Driving home on the Turnpike, Simon thought again of the play that had briefly made Howard Crewes the most infamous football player in America. He'd seen it live on television a dozen years before, as a thirteen-year-old kid sitting alone in the den of his father's Rockaway Beach home. He remembered gangly Alvin Plummer running his pattern to the middle of the field. Flying out of the left side of the screen, Howard Crewes led with his head. Plummer was focused on the overthrown ball; he didn't see the hit coming. The temple of Crewes's helmet met the crown of Plummer's. The second man's head snapped down and to the side as though on a well-oiled hinge. The two men collapsed to the ground. Crewes got up; Plummer did not. Trainers huddled over the receiver, his fingers curling into odd, baby-like fists. A golf cart crawled across the turf. Medics parked it near Plummer, assembled the gurney and backboard. Crewes stood, hands on hips, his back to the felled man.

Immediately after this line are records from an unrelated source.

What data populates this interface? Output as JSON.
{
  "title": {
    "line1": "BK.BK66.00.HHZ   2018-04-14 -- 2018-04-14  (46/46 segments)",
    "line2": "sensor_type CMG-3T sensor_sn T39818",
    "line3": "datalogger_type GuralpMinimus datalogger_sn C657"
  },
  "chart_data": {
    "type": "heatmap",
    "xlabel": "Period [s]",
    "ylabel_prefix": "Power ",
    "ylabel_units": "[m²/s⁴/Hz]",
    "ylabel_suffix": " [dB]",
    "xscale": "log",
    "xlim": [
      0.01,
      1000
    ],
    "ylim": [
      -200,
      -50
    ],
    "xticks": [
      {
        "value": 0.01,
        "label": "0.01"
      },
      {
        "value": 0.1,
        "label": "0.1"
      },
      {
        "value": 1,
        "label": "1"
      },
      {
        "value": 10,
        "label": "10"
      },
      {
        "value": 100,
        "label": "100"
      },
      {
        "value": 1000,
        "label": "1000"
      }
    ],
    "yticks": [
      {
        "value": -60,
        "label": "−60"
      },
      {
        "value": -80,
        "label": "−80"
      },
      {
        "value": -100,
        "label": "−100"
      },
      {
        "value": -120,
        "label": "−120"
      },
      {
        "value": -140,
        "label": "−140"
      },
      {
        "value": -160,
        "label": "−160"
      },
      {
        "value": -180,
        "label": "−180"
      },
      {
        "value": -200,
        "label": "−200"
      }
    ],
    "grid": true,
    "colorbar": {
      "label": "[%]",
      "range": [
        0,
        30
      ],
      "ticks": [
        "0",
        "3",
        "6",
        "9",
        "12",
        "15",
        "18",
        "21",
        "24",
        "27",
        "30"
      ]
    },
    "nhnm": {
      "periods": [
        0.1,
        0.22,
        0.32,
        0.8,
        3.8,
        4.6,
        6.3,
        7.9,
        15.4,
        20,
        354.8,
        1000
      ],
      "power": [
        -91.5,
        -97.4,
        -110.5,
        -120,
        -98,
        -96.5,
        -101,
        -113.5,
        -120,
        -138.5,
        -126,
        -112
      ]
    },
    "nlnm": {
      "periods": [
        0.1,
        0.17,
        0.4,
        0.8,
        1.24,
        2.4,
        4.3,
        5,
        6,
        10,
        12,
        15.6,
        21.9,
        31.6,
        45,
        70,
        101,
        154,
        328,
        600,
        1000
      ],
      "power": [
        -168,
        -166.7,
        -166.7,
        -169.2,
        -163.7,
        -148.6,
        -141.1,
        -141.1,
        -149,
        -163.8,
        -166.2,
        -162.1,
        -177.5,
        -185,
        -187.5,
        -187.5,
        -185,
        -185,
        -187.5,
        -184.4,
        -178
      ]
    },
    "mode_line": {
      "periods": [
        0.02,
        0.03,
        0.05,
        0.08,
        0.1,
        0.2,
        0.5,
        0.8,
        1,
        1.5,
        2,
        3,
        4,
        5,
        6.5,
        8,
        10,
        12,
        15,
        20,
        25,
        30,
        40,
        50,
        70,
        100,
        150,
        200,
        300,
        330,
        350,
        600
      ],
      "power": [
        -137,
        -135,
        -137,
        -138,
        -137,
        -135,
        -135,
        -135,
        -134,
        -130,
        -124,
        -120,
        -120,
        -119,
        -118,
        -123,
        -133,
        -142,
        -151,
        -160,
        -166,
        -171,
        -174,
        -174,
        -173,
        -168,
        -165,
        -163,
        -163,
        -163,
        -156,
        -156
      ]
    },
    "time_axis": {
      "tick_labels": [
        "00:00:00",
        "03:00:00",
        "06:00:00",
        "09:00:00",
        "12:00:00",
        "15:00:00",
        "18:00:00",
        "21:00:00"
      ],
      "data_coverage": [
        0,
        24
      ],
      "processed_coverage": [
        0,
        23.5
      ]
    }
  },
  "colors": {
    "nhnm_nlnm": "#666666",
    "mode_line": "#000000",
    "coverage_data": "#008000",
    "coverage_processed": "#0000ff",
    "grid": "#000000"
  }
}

Simon remembered feeling as though he were witnessing something, in this raw moment before the imposition of a palatable narrative (tragedy, contrition, redemption), that he was not meant to witness: the unadorned fact of a man lying crippled on a field and the man who had crippled him turning away.

 • • • 

S
imon dropped the car off at the rental agency in Long Island City and took the subway to Roosevelt Island, that sliver of land tossed carelessly into the East River between Manhattan and Queens. He lived on the cheaper side of his apartment complex, facing east, toward the southern end of Astoria, rather than west onto a foreshortened slab of Midtown. His view from the twelfth floor looked straight across a narrow band of river onto the Astoria power station, its four candy-striped smokestacks rising higher than Simon's own building, higher than any building on the island.